His research is centered on developing innovative methodologies for optimizing structural systems and creating computational tools leveraging artificial intelligence and metaheuristics. He has made significant contributions to structural parametric design, topology optimization, and reliability analysis of large-scale systems. His work also explores shared and distributed computing technologies for solving complex engineering problems.

 

šŸ”¬Awards:

Professor Lagaros is recognized for his leadership roles and contributions to academia. He has supervised numerous doctoral, graduate, and diploma theses, advancing research in structural engineering and computational mechanics. His collaborations with international researchers and institutions have further strengthened his impact on the field.

Ā Publications:

  • Antoniou, P.A., Markolefas, S.I., Giannopoulos, G.I., Lagaros, N., Georgantzinos, S.K. (2025). Multiscale modeling of microstructural and hygrothermal effects on vibrations of CNT-enhanced fiber-reinforced polymer composites. Journal of Sound and Vibration, 596, 118733.

 

  • Sapountzaki, O.E., Kampitsis, A.E., Lagaros, N.D. (2024). Polymer Matrix Composites: The case of pentamodes. Composite Structures, 346, 118419.

 

  • Gonidakis, D.N., Frangedaki, E.I., Lagaros, N.D. (2024). Optimizing Daylight Performance of Digital Fabricated Adobe Walls. Architecture, 4(3), pp. 515ā€“540.

 

  • Vougioukas, E., Stamos, A., Pappa, C., Lagaros, N.D. (2024). Enhancing Onshore Wind Tower Foundations: A Comprehensive Automated Design Approach. CivilEng, 5(3), pp. 736ā€“759.

 

  • Ypsilantis, K.-I., Faes, M.G.R., Lagaros, N.D., Aage, N., Moens, D. (2024).

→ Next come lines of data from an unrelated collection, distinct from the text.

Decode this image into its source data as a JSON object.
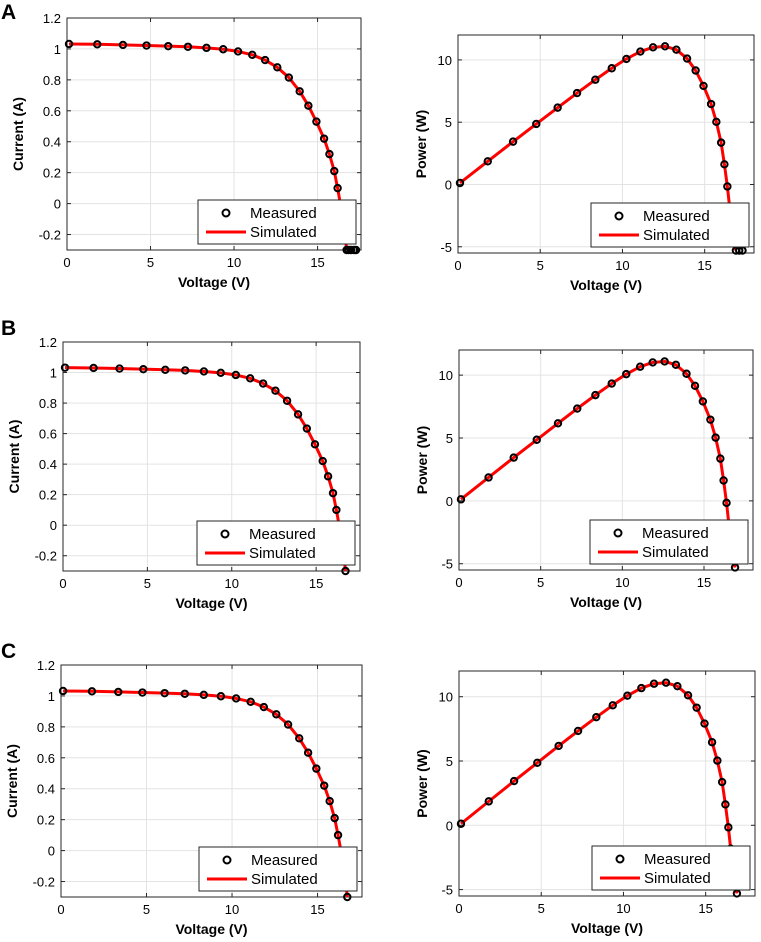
{
  "panel_labels": [
    "A",
    "B",
    "C"
  ],
  "colors": {
    "simulated": "#ff0000",
    "measured": "#000000",
    "grid": "#e3e3e3",
    "axes": "#262626"
  },
  "chart_data": [
    {
      "type": "line",
      "panel": "A",
      "xlabel": "Voltage (V)",
      "ylabel": "Current (A)",
      "xlim": [
        0,
        17.6
      ],
      "ylim": [
        -0.3,
        1.2
      ],
      "xticks": [
        0,
        5,
        10,
        15
      ],
      "yticks": [
        -0.2,
        0,
        0.2,
        0.4,
        0.6,
        0.8,
        1,
        1.2
      ],
      "ytick_labels": [
        "-0.2",
        "0",
        "0.2",
        "0.4",
        "0.6",
        "0.8",
        "1",
        "1.2"
      ],
      "legend": [
        "Measured",
        "Simulated"
      ],
      "legend_position": "bottom-right",
      "series": [
        {
          "name": "Measured",
          "style": "markers",
          "x": [
            0.12,
            1.81,
            3.35,
            4.76,
            6.06,
            7.24,
            8.35,
            9.35,
            10.24,
            11.09,
            11.86,
            12.59,
            13.28,
            13.93,
            14.45,
            14.93,
            15.39,
            15.71,
            16.0,
            16.2,
            16.38,
            16.52,
            16.65,
            16.74,
            16.86,
            17.0,
            17.18,
            17.3
          ],
          "y": [
            1.032,
            1.03,
            1.026,
            1.022,
            1.018,
            1.014,
            1.007,
            0.998,
            0.984,
            0.962,
            0.928,
            0.881,
            0.815,
            0.726,
            0.633,
            0.53,
            0.42,
            0.32,
            0.21,
            0.1,
            -0.01,
            -0.11,
            -0.2,
            -0.3,
            -0.3,
            -0.3,
            -0.3,
            -0.3
          ]
        },
        {
          "name": "Simulated",
          "style": "line",
          "x": [
            0.12,
            1.81,
            3.35,
            4.76,
            6.06,
            7.24,
            8.35,
            9.35,
            10.24,
            11.09,
            11.86,
            12.59,
            13.28,
            13.93,
            14.45,
            14.93,
            15.39,
            15.71,
            16.0,
            16.2,
            16.38,
            16.52,
            16.65,
            16.74
          ],
          "y": [
            1.032,
            1.03,
            1.026,
            1.022,
            1.018,
            1.014,
            1.007,
            0.998,
            0.984,
            0.962,
            0.928,
            0.881,
            0.815,
            0.726,
            0.633,
            0.53,
            0.42,
            0.32,
            0.21,
            0.1,
            -0.01,
            -0.11,
            -0.2,
            -0.3
          ]
        }
      ]
    },
    {
      "type": "line",
      "panel": "A",
      "xlabel": "Voltage (V)",
      "ylabel": "Power (W)",
      "xlim": [
        0,
        18
      ],
      "ylim": [
        -5.5,
        12
      ],
      "xticks": [
        0,
        5,
        10,
        15
      ],
      "yticks": [
        -5,
        0,
        5,
        10
      ],
      "ytick_labels": [
        "-5",
        "0",
        "5",
        "10"
      ],
      "legend": [
        "Measured",
        "Simulated"
      ],
      "legend_position": "bottom-right",
      "series": [
        {
          "name": "Measured",
          "style": "markers",
          "x": [
            0.12,
            1.81,
            3.35,
            4.76,
            6.06,
            7.24,
            8.35,
            9.35,
            10.24,
            11.09,
            11.86,
            12.59,
            13.28,
            13.93,
            14.45,
            14.93,
            15.39,
            15.71,
            16.0,
            16.2,
            16.38,
            16.52,
            16.65,
            16.9,
            17.1,
            17.3
          ],
          "y": [
            0.12,
            1.86,
            3.44,
            4.86,
            6.17,
            7.34,
            8.41,
            9.33,
            10.08,
            10.67,
            11.01,
            11.09,
            10.82,
            10.11,
            9.15,
            7.91,
            6.46,
            5.03,
            3.36,
            1.62,
            -0.16,
            -1.82,
            -3.33,
            -5.3,
            -5.3,
            -5.3
          ]
        },
        {
          "name": "Simulated",
          "style": "line",
          "x": [
            0.12,
            1.81,
            3.35,
            4.76,
            6.06,
            7.24,
            8.35,
            9.35,
            10.24,
            11.09,
            11.86,
            12.59,
            13.28,
            13.93,
            14.45,
            14.93,
            15.39,
            15.71,
            16.0,
            16.2,
            16.38,
            16.52,
            16.65,
            16.9
          ],
          "y": [
            0.12,
            1.86,
            3.44,
            4.86,
            6.17,
            7.34,
            8.41,
            9.33,
            10.08,
            10.67,
            11.01,
            11.09,
            10.82,
            10.11,
            9.15,
            7.91,
            6.46,
            5.03,
            3.36,
            1.62,
            -0.16,
            -1.82,
            -3.33,
            -5.3
          ]
        }
      ]
    },
    {
      "type": "line",
      "panel": "B",
      "xlabel": "Voltage (V)",
      "ylabel": "Current (A)",
      "xlim": [
        0,
        17.6
      ],
      "ylim": [
        -0.3,
        1.2
      ],
      "xticks": [
        0,
        5,
        10,
        15
      ],
      "yticks": [
        -0.2,
        0,
        0.2,
        0.4,
        0.6,
        0.8,
        1,
        1.2
      ],
      "ytick_labels": [
        "-0.2",
        "0",
        "0.2",
        "0.4",
        "0.6",
        "0.8",
        "1",
        "1.2"
      ],
      "legend": [
        "Measured",
        "Simulated"
      ],
      "legend_position": "bottom-right",
      "series": [
        {
          "name": "Measured",
          "style": "markers",
          "x": [
            0.12,
            1.81,
            3.35,
            4.76,
            6.06,
            7.24,
            8.35,
            9.35,
            10.24,
            11.09,
            11.86,
            12.59,
            13.28,
            13.93,
            14.45,
            14.93,
            15.39,
            15.71,
            16.0,
            16.2,
            16.38,
            16.52,
            16.65,
            16.74
          ],
          "y": [
            1.032,
            1.03,
            1.026,
            1.022,
            1.018,
            1.014,
            1.007,
            0.998,
            0.984,
            0.962,
            0.928,
            0.881,
            0.815,
            0.726,
            0.633,
            0.53,
            0.42,
            0.32,
            0.21,
            0.1,
            -0.01,
            -0.11,
            -0.2,
            -0.3
          ]
        },
        {
          "name": "Simulated",
          "style": "line",
          "x": [
            0.12,
            1.81,
            3.35,
            4.76,
            6.06,
            7.24,
            8.35,
            9.35,
            10.24,
            11.09,
            11.86,
            12.59,
            13.28,
            13.93,
            14.45,
            14.93,
            15.39,
            15.71,
            16.0,
            16.2,
            16.38,
            16.52,
            16.65,
            16.74
          ],
          "y": [
            1.032,
            1.03,
            1.026,
            1.022,
            1.018,
            1.014,
            1.007,
            0.998,
            0.984,
            0.962,
            0.928,
            0.881,
            0.815,
            0.726,
            0.633,
            0.53,
            0.42,
            0.32,
            0.21,
            0.1,
            -0.01,
            -0.11,
            -0.2,
            -0.3
          ]
        }
      ]
    },
    {
      "type": "line",
      "panel": "B",
      "xlabel": "Voltage (V)",
      "ylabel": "Power (W)",
      "xlim": [
        0,
        18
      ],
      "ylim": [
        -5.5,
        12
      ],
      "xticks": [
        0,
        5,
        10,
        15
      ],
      "yticks": [
        -5,
        0,
        5,
        10
      ],
      "ytick_labels": [
        "-5",
        "0",
        "5",
        "10"
      ],
      "legend": [
        "Measured",
        "Simulated"
      ],
      "legend_position": "bottom-right",
      "series": [
        {
          "name": "Measured",
          "style": "markers",
          "x": [
            0.12,
            1.81,
            3.35,
            4.76,
            6.06,
            7.24,
            8.35,
            9.35,
            10.24,
            11.09,
            11.86,
            12.59,
            13.28,
            13.93,
            14.45,
            14.93,
            15.39,
            15.71,
            16.0,
            16.2,
            16.38,
            16.52,
            16.65,
            16.9
          ],
          "y": [
            0.12,
            1.86,
            3.44,
            4.86,
            6.17,
            7.34,
            8.41,
            9.33,
            10.08,
            10.67,
            11.01,
            11.09,
            10.82,
            10.11,
            9.15,
            7.91,
            6.46,
            5.03,
            3.36,
            1.62,
            -0.16,
            -1.82,
            -3.33,
            -5.3
          ]
        },
        {
          "name": "Simulated",
          "style": "line",
          "x": [
            0.12,
            1.81,
            3.35,
            4.76,
            6.06,
            7.24,
            8.35,
            9.35,
            10.24,
            11.09,
            11.86,
            12.59,
            13.28,
            13.93,
            14.45,
            14.93,
            15.39,
            15.71,
            16.0,
            16.2,
            16.38,
            16.52,
            16.65,
            16.9
          ],
          "y": [
            0.12,
            1.86,
            3.44,
            4.86,
            6.17,
            7.34,
            8.41,
            9.33,
            10.08,
            10.67,
            11.01,
            11.09,
            10.82,
            10.11,
            9.15,
            7.91,
            6.46,
            5.03,
            3.36,
            1.62,
            -0.16,
            -1.82,
            -3.33,
            -5.3
          ]
        }
      ]
    },
    {
      "type": "line",
      "panel": "C",
      "xlabel": "Voltage (V)",
      "ylabel": "Current (A)",
      "xlim": [
        0,
        17.6
      ],
      "ylim": [
        -0.3,
        1.2
      ],
      "xticks": [
        0,
        5,
        10,
        15
      ],
      "yticks": [
        -0.2,
        0,
        0.2,
        0.4,
        0.6,
        0.8,
        1,
        1.2
      ],
      "ytick_labels": [
        "-0.2",
        "0",
        "0.2",
        "0.4",
        "0.6",
        "0.8",
        "1",
        "1.2"
      ],
      "legend": [
        "Measured",
        "Simulated"
      ],
      "legend_position": "bottom-right",
      "series": [
        {
          "name": "Measured",
          "style": "markers",
          "x": [
            0.12,
            1.81,
            3.35,
            4.76,
            6.06,
            7.24,
            8.35,
            9.35,
            10.24,
            11.09,
            11.86,
            12.59,
            13.28,
            13.93,
            14.45,
            14.93,
            15.39,
            15.71,
            16.0,
            16.2,
            16.38,
            16.52,
            16.65,
            16.74
          ],
          "y": [
            1.032,
            1.03,
            1.026,
            1.022,
            1.018,
            1.014,
            1.007,
            0.998,
            0.984,
            0.962,
            0.928,
            0.881,
            0.815,
            0.726,
            0.633,
            0.53,
            0.42,
            0.32,
            0.21,
            0.1,
            -0.01,
            -0.11,
            -0.2,
            -0.3
          ]
        },
        {
          "name": "Simulated",
          "style": "line",
          "x": [
            0.12,
            1.81,
            3.35,
            4.76,
            6.06,
            7.24,
            8.35,
            9.35,
            10.24,
            11.09,
            11.86,
            12.59,
            13.28,
            13.93,
            14.45,
            14.93,
            15.39,
            15.71,
            16.0,
            16.2,
            16.38,
            16.52,
            16.65,
            16.74
          ],
          "y": [
            1.032,
            1.03,
            1.026,
            1.022,
            1.018,
            1.014,
            1.007,
            0.998,
            0.984,
            0.962,
            0.928,
            0.881,
            0.815,
            0.726,
            0.633,
            0.53,
            0.42,
            0.32,
            0.21,
            0.1,
            -0.01,
            -0.11,
            -0.2,
            -0.3
          ]
        }
      ]
    },
    {
      "type": "line",
      "panel": "C",
      "xlabel": "Voltage (V)",
      "ylabel": "Power (W)",
      "xlim": [
        0,
        18
      ],
      "ylim": [
        -5.5,
        12
      ],
      "xticks": [
        0,
        5,
        10,
        15
      ],
      "yticks": [
        -5,
        0,
        5,
        10
      ],
      "ytick_labels": [
        "-5",
        "0",
        "5",
        "10"
      ],
      "legend": [
        "Measured",
        "Simulated"
      ],
      "legend_position": "bottom-right",
      "series": [
        {
          "name": "Measured",
          "style": "markers",
          "x": [
            0.12,
            1.81,
            3.35,
            4.76,
            6.06,
            7.24,
            8.35,
            9.35,
            10.24,
            11.09,
            11.86,
            12.59,
            13.28,
            13.93,
            14.45,
            14.93,
            15.39,
            15.71,
            16.0,
            16.2,
            16.38,
            16.52,
            16.65,
            16.9
          ],
          "y": [
            0.12,
            1.86,
            3.44,
            4.86,
            6.17,
            7.34,
            8.41,
            9.33,
            10.08,
            10.67,
            11.01,
            11.09,
            10.82,
            10.11,
            9.15,
            7.91,
            6.46,
            5.03,
            3.36,
            1.62,
            -0.16,
            -1.82,
            -3.33,
            -5.3
          ]
        },
        {
          "name": "Simulated",
          "style": "line",
          "x": [
            0.12,
            1.81,
            3.35,
            4.76,
            6.06,
            7.24,
            8.35,
            9.35,
            10.24,
            11.09,
            11.86,
            12.59,
            13.28,
            13.93,
            14.45,
            14.93,
            15.39,
            15.71,
            16.0,
            16.2,
            16.38,
            16.52,
            16.65,
            16.9
          ],
          "y": [
            0.12,
            1.86,
            3.44,
            4.86,
            6.17,
            7.34,
            8.41,
            9.33,
            10.08,
            10.67,
            11.01,
            11.09,
            10.82,
            10.11,
            9.15,
            7.91,
            6.46,
            5.03,
            3.36,
            1.62,
            -0.16,
            -1.82,
            -3.33,
            -5.3
          ]
        }
      ]
    }
  ]
}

Robust topology and discrete fiber orientation optimization under principal material uncertainty. Computers and Structures, 300, 107421.

 

  • Chamatidis, I., Istrati, D., Lagaros, N.D. (2024). Vision Transformer for Flood Detection Using Satellite Images from Sentinel-1 and Sentinel-2. Water (Switzerland), 16(12), 1670.

 

  • Al-Omari, A.A., Shatnawi, N.N., Shbeeb, N.I., Lagaros, N.D., Abdalla, K.M. (2024). Utilizing Remote Sensing and GIS Techniques for Flood Hazard Mapping and Risk Assessment. Civil Engineering Journal (Iran), 10(5), pp. 1423ā€“1436.

 

  • Rossetos, I., Gantes, C.J., Kazakis, G., Soultanis, K., Lagaros, N.D. (2024). Numerical Modeling and Nonlinear Finite Element Analysis of Conventional and 3D-Printed Spinal Braces. Applied Sciences (Switzerland), 14(5), 1735.

 

  • Sapountzaki, O.E., Kampitsis, A.E., Lagaros, N.D. (2024). Failure mechanisms of anisotropic pentamode-based bridge bearings: A dynamic analysis. Engineering Structures, 301, 117292.

 

  • Damikoukas, S., Lagaros, N.D. (2024). The MLDAR Model: Machine Learning-Based Denoising of Structural Response Signals Generated by Ambient Vibration. Computation, 12(2), 31.

Conclusion:

Prof. Lagarosā€™s career reflects a blend of academic excellence, research innovation, and leadership. His expertise in cutting-edge technologies like machine learning and computational analysis places him among the top researchers in his field. Addressing areas like global outreach, sustainability, and public engagement would further solidify his candidacy. Overall, he is highly suitable for this award and deserves recognition for his contributions to civil engineering and computational science.